Jemma had skills and a wish to change her and her children’s life. When World Vision provided her with a sewing machine and fabric, she started sewing linen and kitchenware every night, and selling them in her home village in Tavush Region of Armenia, as well as outside of the village.
“I earn some 20,000 AMD (around US$41) every month. My co-villagers either pay me in cash, or barter with food – diary or meat. I have already started buying fabric with my own earned money. I have regular clients, I sometimes put meat on the table,” – shares Jemma.
World Vision’s Child Protection team also worked with the local school administration, - “We advocated for Jemma to be hired as school janitor. Now she is employed, she has her small-scale business, necessary furniture for the children and some potato for the coming months. Our social worker is in regular contact with her, providing guidance and mentoring, as well as helping her oversee how she is spending her income,” says Karo Karapetyan, World Vision Armenia’s Child Protection Coordinator for Tavush Marz.
For 44-year old Nelli, being involved in World Vision’s Graduation programme meant a big restart in life. “My parents were living a dignified life. But in the course of life my family got in an economically tough situation. When my child was born four years ago, I understood that I need to do my best to take good care of my child, to earn for his healthy food, for his proper education and development,” remembers Nelly.
Nelly is a skilled woman, but lack of opportunities in the remote rural areas of Tavush Region, was hindering her and her husband to earn their living and live a dignified life.
Thanks to the sewing machine and fabric provided by World Vision, Nelly started her small business; she was sewing and selling different things – clothing for newborns and toddlers, linen, kitchenware etc. “With the first month’s income we bought two goose and a young calf. With the second month’s income we bought tyres for our old soviet-era car, and now we can drive to neighbouring villages and sell our products. With the third month’s income I paid for my child’s English language course, as I want him to be well-educated and smart,” says Nelly proudly.
“I am so thankful to World Vision. It supported us to have a very good start. We now stand firmly on our feet. We think about the future, it is not only daily food that I care about as I used to do previously.
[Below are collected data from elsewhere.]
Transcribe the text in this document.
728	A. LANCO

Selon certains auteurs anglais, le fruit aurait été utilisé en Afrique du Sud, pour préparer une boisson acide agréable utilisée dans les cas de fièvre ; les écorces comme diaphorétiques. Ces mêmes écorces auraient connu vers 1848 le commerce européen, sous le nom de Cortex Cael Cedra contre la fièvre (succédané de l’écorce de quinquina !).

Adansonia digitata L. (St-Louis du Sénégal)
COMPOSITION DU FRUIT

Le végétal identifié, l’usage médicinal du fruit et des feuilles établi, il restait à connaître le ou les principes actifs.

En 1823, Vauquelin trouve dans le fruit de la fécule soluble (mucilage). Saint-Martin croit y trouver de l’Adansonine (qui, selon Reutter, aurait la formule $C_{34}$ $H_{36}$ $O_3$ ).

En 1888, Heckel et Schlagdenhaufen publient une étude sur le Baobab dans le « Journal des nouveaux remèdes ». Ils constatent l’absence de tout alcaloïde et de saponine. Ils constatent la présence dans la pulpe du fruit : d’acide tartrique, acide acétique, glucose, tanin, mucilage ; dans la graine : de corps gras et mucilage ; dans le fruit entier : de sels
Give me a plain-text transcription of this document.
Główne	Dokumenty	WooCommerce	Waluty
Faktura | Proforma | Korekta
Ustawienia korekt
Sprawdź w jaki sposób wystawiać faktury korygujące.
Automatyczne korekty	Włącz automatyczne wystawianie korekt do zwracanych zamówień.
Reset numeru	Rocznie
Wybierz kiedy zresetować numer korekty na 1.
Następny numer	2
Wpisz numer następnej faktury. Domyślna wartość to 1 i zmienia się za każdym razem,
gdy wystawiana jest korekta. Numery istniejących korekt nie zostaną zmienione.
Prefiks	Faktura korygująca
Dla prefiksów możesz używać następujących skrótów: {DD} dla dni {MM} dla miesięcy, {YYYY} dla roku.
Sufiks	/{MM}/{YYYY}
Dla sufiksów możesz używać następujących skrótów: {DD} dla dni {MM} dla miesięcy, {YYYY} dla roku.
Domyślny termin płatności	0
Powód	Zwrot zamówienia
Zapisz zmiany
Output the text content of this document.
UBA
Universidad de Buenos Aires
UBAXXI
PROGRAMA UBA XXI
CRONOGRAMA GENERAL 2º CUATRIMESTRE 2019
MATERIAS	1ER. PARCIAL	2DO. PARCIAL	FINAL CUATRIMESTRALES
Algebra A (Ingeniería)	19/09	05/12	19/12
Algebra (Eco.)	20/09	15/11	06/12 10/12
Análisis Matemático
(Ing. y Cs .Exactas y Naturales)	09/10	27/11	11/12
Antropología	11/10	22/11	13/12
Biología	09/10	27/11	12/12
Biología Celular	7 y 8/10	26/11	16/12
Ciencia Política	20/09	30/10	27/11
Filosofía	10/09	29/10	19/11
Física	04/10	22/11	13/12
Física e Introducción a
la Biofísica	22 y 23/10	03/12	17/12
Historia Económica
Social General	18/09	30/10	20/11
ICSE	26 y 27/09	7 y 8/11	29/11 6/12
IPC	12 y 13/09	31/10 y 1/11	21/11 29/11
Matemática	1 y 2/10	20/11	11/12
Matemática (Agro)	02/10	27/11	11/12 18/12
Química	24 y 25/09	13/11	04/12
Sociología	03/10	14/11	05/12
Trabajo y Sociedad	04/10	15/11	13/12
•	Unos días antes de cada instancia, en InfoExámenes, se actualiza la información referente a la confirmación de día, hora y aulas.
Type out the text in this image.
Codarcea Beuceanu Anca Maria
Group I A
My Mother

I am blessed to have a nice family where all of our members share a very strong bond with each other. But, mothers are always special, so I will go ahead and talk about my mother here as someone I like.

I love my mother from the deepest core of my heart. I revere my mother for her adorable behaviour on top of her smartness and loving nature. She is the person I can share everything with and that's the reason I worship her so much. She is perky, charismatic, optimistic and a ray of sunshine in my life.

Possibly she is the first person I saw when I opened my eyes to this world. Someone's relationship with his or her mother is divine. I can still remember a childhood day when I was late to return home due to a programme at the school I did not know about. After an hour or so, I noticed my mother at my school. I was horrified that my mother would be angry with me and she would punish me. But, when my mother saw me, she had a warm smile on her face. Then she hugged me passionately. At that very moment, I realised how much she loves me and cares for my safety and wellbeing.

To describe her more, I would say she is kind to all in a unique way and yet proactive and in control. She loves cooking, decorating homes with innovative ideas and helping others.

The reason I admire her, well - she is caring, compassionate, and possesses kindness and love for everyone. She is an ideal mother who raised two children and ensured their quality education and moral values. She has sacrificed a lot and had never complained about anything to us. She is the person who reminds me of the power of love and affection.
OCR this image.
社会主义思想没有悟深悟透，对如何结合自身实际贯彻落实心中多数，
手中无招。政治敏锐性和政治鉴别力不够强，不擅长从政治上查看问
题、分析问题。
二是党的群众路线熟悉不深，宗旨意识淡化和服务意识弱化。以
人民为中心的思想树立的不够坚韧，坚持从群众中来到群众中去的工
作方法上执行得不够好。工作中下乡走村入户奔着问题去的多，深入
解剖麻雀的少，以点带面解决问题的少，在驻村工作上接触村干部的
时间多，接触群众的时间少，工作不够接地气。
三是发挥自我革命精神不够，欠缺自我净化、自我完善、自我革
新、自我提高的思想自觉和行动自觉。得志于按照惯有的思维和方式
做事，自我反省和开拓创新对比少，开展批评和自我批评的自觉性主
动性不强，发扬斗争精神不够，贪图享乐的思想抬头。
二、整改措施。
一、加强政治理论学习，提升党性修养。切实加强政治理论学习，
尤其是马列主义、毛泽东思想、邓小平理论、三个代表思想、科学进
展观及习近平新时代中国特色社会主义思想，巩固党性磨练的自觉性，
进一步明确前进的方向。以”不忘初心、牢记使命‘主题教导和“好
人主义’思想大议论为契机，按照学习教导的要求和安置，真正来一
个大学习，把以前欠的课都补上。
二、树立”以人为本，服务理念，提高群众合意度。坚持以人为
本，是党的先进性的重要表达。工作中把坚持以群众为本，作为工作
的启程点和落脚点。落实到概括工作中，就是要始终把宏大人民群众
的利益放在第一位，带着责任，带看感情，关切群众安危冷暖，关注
I am now planning a better life for my family, where my child can receive a good education, and I and my husband can achieve a lot in life due to our hard work,” says Nelly.
Initially World Vision selected 60 families and through learning sessions, monetary support, guidance and close mentorship managed to develop the families’ self-confidence, resilience, technical and entrepreneurship skills enabling them to graduate from extreme poverty.